Friday, March 25, 2005


This just in from my old friend, known as Mystery Business Woman. She travels to the far East quite often and shares her experiences seen through the lens of global geopolitcs:


March 20, 2005

This morning as I pack my bags to leave Shanghai, CNN reports that “stars” including Paul McCartney’s wife and the lead singer of Yes, are protesting the Chinese slaughter of dogs to make fur coats. CNN shows scenes from a film made surreptitiously. I glance up from my packing to see a grainy shot of the strained hind legs of a black dog. “The images are too gruesome to show on television,” the announcer says. Voiceover discussion ensues with the filmmaker: “The dogs are skinned alive. The sound of their cries is unimaginable.” Here dogs are a delicacy.

On my flight, I read the Shanghai Times. Over objections from the U.S., the EU has agreed to ship weapons to China. Germany and France are spearheading the initiative, stating that the reasons for the arms embargo, dating back to Tiananmen (SP.) Square are no longer valid.

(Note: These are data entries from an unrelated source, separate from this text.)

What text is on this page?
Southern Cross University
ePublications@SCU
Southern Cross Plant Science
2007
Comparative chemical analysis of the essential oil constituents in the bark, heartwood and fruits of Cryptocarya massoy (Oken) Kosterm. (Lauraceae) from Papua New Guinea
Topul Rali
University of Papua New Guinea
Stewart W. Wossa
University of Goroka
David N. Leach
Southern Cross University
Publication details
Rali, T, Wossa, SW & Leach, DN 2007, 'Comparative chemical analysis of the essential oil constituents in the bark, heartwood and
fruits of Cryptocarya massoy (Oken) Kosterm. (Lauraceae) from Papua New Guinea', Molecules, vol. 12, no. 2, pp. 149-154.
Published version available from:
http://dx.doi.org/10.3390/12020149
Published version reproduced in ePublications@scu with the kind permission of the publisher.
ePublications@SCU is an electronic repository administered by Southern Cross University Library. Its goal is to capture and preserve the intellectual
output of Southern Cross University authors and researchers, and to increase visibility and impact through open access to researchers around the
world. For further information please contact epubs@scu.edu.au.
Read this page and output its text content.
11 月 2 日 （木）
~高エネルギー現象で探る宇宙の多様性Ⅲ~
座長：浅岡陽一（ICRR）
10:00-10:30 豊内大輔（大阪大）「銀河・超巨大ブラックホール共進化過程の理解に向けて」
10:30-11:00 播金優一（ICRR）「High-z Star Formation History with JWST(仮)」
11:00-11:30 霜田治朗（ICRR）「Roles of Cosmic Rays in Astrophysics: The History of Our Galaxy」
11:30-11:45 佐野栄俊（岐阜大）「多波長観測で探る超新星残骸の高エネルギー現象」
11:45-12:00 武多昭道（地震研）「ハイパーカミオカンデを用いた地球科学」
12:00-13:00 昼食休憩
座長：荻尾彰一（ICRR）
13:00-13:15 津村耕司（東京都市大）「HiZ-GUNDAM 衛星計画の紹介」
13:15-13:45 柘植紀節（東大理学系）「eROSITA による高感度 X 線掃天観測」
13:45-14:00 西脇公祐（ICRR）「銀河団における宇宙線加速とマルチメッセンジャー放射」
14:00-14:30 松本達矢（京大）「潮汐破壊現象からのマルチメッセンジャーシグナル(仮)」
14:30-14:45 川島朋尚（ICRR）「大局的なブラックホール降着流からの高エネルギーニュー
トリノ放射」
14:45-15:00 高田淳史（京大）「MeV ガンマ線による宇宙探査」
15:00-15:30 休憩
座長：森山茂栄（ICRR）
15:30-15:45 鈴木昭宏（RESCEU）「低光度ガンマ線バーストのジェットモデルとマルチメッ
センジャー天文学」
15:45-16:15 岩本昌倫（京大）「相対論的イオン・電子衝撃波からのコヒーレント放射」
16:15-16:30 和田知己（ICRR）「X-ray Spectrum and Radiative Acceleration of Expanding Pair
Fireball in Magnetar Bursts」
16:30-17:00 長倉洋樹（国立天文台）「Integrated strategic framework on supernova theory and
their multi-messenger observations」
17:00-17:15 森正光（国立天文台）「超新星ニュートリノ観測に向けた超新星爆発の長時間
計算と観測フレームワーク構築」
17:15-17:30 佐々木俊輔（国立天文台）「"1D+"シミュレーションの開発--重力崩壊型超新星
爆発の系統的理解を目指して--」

Sale of “high tech” weapons will be avoided, they claim. The article explains that the Europeans hope their newfound flexibility will lead to the sale of European cars and other goods to the People’s Republic. Bend over.

At the airport in Hong Kong, the idea for this blog takes shape as I read Azar Nafisi’s Reading Lolita in Tehran. Explaining The Great Gatsby to her students, she writes, “We in ancient countries have our past – we obsess over the past. They, the Americans, have a dream: they feel nostalgia about the promise of the future.” I suddenly realize that I am witnessing the demise of that promise. China is the future. For Americans, though they may not realize it, the dream is dead.